“Woman, man! I’m a woman, and not ashamed of it! Mrs Desborough, Madam, I hope you are well.”

What Grandmamma was going to do or say, I cannot tell. She sat looking at her visitor from head to foot, as if she were some kind of curiosity. I am afraid I spoilt the effect completely, for with a cry of “Aunt Kezia!” I rushed to her and threw my arms round her neck, and got a warmer hug than I expected my Aunt Kezia to have given me. Oh dear, what a comfort it was to see her! She was what nobody else was in Bloomsbury Square—something to lean on and cling to. And I did cling to her: and if I went down in the esteem of all the big people round me, I felt as if I did not care a straw about it, now that I had got my own dear Aunt Kezia again.

“Here’s one glad to see me, at any rate!” said my Aunt Kezia; and I fancy her eyes were not quite dry.

“Here are two, Aunt Kezia,” said Hatty, coming up.

“Mrs Kezia Courtenay, is it not?” said Grandmamma, so extra graciously that I felt sure she was vexed. “I am extreme glad to see you, Madam. Have you come from the North to-day? Hester, my dear, you will like to take your aunt to your chamber. Caroline, you may go also, if you desire it.”

Thus benignantly dismissed, we carried off my Aunt Kezia as if she had been a casket of jewels. And as to what the fine folks said behind our backs, either of her or of us, I do not believe either Hatty or I cared a bit. I can answer for one of us, anyhow.

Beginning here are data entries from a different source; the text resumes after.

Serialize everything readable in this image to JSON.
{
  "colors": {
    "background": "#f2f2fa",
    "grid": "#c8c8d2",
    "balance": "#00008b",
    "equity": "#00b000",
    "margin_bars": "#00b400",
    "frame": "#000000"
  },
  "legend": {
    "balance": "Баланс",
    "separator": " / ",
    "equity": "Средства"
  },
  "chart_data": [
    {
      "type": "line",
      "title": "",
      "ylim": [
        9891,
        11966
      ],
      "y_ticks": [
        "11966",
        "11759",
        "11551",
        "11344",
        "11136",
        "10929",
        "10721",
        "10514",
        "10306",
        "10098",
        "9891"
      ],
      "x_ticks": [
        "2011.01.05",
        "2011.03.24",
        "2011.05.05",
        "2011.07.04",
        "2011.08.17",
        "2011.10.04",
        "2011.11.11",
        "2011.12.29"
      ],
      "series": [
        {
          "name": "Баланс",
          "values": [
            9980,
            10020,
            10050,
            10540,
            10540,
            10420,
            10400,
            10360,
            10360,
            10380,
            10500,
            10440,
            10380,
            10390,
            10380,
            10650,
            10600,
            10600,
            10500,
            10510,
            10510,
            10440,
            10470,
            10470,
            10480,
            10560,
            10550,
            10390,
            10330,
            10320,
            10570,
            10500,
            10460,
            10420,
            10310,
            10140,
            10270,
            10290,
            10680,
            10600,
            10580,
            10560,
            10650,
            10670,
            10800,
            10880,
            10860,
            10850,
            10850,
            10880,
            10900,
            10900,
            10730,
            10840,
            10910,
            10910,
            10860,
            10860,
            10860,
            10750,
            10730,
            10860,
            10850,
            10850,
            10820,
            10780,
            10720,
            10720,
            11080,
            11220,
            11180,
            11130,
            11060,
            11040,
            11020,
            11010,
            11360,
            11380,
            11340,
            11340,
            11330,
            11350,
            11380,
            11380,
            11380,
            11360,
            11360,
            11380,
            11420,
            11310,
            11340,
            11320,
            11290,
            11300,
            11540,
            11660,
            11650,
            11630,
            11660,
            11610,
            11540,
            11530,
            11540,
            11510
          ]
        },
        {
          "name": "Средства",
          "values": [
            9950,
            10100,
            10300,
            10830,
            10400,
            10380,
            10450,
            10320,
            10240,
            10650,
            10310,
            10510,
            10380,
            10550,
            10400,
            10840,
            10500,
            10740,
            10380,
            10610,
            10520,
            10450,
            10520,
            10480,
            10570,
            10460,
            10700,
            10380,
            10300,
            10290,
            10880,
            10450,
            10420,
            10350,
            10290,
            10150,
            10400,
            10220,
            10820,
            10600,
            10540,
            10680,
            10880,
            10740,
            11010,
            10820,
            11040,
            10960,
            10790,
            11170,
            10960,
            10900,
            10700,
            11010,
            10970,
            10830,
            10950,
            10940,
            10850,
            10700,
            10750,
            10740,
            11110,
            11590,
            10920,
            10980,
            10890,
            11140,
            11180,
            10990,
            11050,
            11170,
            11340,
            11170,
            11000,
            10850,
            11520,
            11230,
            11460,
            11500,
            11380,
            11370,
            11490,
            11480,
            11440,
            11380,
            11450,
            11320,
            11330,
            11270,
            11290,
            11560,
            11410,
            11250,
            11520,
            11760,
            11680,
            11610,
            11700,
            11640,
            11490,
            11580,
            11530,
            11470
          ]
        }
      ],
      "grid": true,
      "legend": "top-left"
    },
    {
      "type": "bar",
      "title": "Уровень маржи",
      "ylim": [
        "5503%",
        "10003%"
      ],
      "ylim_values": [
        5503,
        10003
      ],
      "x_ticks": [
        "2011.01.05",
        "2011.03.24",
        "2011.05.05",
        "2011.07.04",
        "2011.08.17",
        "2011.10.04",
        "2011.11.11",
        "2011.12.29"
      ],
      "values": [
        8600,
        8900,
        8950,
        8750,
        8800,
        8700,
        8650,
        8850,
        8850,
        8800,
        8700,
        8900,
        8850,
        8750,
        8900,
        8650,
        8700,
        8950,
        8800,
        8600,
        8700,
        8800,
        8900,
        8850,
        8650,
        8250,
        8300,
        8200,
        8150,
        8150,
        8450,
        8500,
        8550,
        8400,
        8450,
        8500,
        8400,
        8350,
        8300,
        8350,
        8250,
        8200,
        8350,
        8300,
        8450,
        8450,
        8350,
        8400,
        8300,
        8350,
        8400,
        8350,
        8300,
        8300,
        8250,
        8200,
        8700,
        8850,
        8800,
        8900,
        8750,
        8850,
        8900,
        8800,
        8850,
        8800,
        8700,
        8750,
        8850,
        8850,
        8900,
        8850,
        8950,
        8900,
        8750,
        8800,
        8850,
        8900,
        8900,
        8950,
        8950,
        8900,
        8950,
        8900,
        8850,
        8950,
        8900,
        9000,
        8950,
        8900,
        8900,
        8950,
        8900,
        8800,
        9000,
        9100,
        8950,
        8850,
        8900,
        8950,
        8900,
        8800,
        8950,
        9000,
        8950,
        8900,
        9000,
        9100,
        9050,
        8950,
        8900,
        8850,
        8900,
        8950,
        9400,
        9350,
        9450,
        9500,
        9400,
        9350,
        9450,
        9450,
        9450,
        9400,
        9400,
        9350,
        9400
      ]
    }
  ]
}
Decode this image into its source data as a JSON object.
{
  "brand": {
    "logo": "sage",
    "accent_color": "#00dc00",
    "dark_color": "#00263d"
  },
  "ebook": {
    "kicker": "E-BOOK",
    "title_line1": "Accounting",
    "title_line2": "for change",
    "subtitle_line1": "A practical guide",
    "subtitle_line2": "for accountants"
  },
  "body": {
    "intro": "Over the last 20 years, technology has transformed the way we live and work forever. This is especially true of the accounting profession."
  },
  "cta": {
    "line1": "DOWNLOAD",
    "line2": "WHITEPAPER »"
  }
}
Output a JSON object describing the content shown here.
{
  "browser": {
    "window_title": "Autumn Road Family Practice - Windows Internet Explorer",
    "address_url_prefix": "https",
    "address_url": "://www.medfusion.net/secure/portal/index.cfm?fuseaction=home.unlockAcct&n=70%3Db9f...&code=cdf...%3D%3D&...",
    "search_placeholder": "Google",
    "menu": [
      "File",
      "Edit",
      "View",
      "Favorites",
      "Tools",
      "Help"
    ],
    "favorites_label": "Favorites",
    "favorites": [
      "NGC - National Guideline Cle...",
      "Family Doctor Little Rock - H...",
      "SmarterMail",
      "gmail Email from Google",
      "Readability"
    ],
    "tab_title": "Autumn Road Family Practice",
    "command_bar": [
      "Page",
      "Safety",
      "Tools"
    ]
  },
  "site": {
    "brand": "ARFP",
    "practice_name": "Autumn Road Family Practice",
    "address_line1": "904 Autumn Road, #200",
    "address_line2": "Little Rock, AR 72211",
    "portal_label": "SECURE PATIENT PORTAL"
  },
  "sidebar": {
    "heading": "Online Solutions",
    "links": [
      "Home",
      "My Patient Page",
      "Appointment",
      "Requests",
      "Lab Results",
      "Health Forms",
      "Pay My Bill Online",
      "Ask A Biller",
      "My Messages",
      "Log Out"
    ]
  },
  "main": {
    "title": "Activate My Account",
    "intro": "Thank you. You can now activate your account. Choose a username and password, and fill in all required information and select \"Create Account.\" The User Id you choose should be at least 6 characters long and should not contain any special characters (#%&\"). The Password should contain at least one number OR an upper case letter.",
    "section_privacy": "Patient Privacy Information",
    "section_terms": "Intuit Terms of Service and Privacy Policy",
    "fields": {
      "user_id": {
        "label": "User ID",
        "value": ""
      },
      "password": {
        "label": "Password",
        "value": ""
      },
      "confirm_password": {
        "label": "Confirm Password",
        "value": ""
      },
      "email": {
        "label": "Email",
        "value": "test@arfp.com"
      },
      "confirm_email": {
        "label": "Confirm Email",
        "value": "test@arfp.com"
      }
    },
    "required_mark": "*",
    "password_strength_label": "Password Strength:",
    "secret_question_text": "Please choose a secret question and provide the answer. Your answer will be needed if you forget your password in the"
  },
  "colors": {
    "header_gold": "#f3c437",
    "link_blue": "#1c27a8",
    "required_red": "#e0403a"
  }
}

“Now sit down and rest yourself, Aunt Kezia,” said I, when we reached our chamber. “Oh, how delightful it is to have you! Is Father well? Are we to go home?”

And then it flashed upon me—to go home, leaving Colonel Keith in prison, and Annas and Flora in such a position! Must we do that? I listened somewhat anxiously for my Aunt Kezia’s answer.

“It is pleasant to see you, girls, I can tell you. And it is double pleasant to have such a hearty welcome to anybody. Your Father and Sophy are quite well, and everybody else. You are to go home?—ay: but when, we’ll see by-and-by. But now I want my questions answered, if you please. I shall be glad to know what has come to you both? I sent off two throddy, rosy-cheeked maids to London, that did a bit of credit to Cumberland air and country milk, and here are two poor, thin, limp, white creatures, that look as if they had lost all the sunshine out of them. What have you been doing to yourselves?—or what has somebody else been doing to you? Which is it?”

“Cary must speak for herself,” said Hatty, “Hatty must speak for herself,” said I.